Here, a harmless transport virus brings non-replicable surface proteins of the Covid-19 pathogen to the human cells and triggers the immune reaction there.
In terms of the way it works, this vaccine is much like the Oxford/AstraZeneca vaccine.
Phase III trials have started in Pakistan, Russia, Mexico and Chile.
A Canadian trial was cancelled because CanSino Biologics hadn’t delivered the vaccine doses as agreed to by its partner, the Canadian Center for Vaccinology. But in China, the vaccine has been administered to military personnel since June 2020 but no recent efficacy data has been released.
And finally to the Russian Sputnik V, which has been showing high efficacy results after several months of testing and real-life application.

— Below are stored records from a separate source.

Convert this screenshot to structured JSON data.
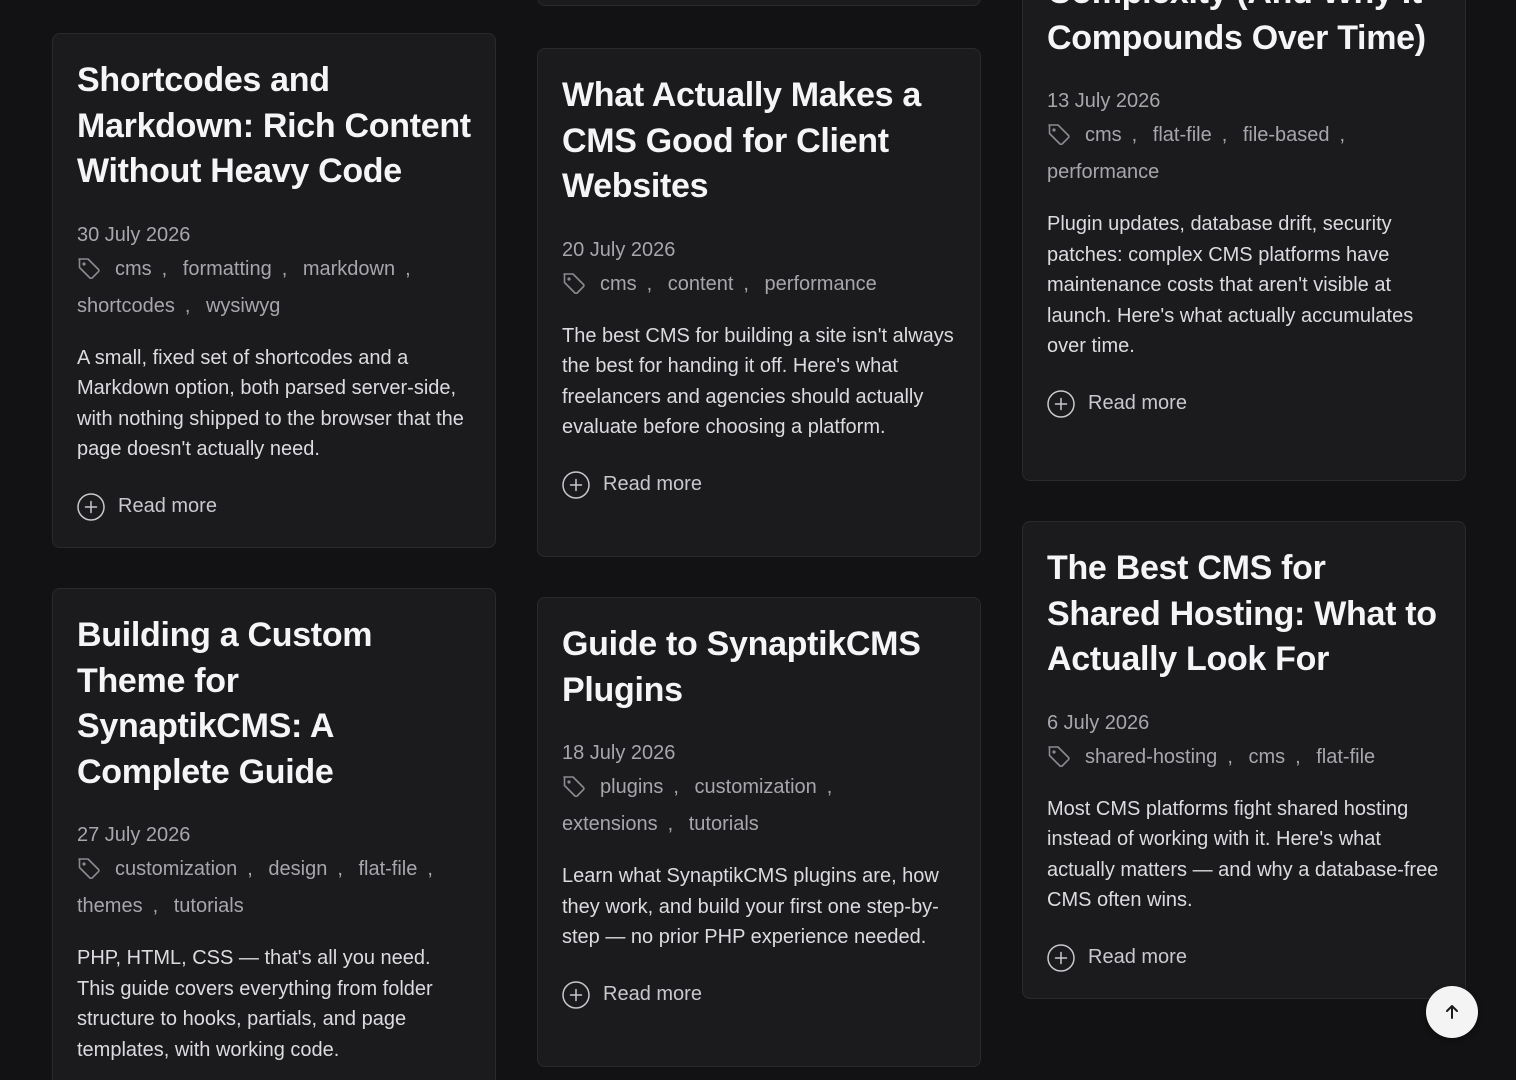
{
  "ui": {
    "read_more_label": "Read more",
    "separator": ","
  },
  "cards": [
    {
      "title": "Shortcodes and Markdown: Rich Content Without Heavy Code",
      "date": "30 July 2026",
      "tags": [
        "cms",
        "formatting",
        "markdown",
        "shortcodes",
        "wysiwyg"
      ],
      "excerpt": "A small, fixed set of shortcodes and a Markdown option, both parsed server-side, with nothing shipped to the browser that the page doesn't actually need."
    },
    {
      "title": "Building a Custom Theme for SynaptikCMS: A Complete Guide",
      "date": "27 July 2026",
      "tags": [
        "customization",
        "design",
        "flat-file",
        "themes",
        "tutorials"
      ],
      "excerpt": "PHP, HTML, CSS — that's all you need. This guide covers everything from folder structure to hooks, partials, and page templates, with working code."
    },
    {
      "title": "What Actually Makes a CMS Good for Client Websites",
      "date": "20 July 2026",
      "tags": [
        "cms",
        "content",
        "performance"
      ],
      "excerpt": "The best CMS for building a site isn't always the best for handing it off. Here's what freelancers and agencies should actually evaluate before choosing a platform."
    },
    {
      "title": "Guide to SynaptikCMS Plugins",
      "date": "18 July 2026",
      "tags": [
        "plugins",
        "customization",
        "extensions",
        "tutorials"
      ],
      "excerpt": "Learn what SynaptikCMS plugins are, how they work, and build your first one step-by-step — no prior PHP experience needed."
    },
    {
      "title": "Complexity (And Why It Compounds Over Time)",
      "date": "13 July 2026",
      "tags": [
        "cms",
        "flat-file",
        "file-based",
        "performance"
      ],
      "excerpt": "Plugin updates, database drift, security patches: complex CMS platforms have maintenance costs that aren't visible at launch. Here's what actually accumulates over time."
    },
    {
      "title": "The Best CMS for Shared Hosting: What to Actually Look For",
      "date": "6 July 2026",
      "tags": [
        "shared-hosting",
        "cms",
        "flat-file"
      ],
      "excerpt": "Most CMS platforms fight shared hosting instead of working with it. Here's what actually matters — and why a database-free CMS often wins."
    }
  ],
  "scroll_top": {
    "icon": "arrow-up-icon"
  },
  "colors": {
    "background": "#121214",
    "card": "#1b1b1e",
    "border": "#2a2a2e",
    "title": "#f5f5f7",
    "muted": "#a6a6ac"
  }
}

Efficacy results over 90% have surpassed most of the world’s other vaccines at this stage. The Russian jab is another example of an adenovirus vector vaccine, similar to the Oxford-AstraZeneca vaccine.
The news about the vaccines is very fluid and we’re right in the middle of the biggest roll out of vaccines in human history. Despite a lot of misinformation about vaccines, generally… some of it outright nonsense, these Covid 19 vaccines provide the best possibility of slowing down the spread of the virus and keeping millions alive.
The biggest challenge now is for scientists to chase the Covid-19 virus as it mutates, and modify the vaccines to work with the new mutations.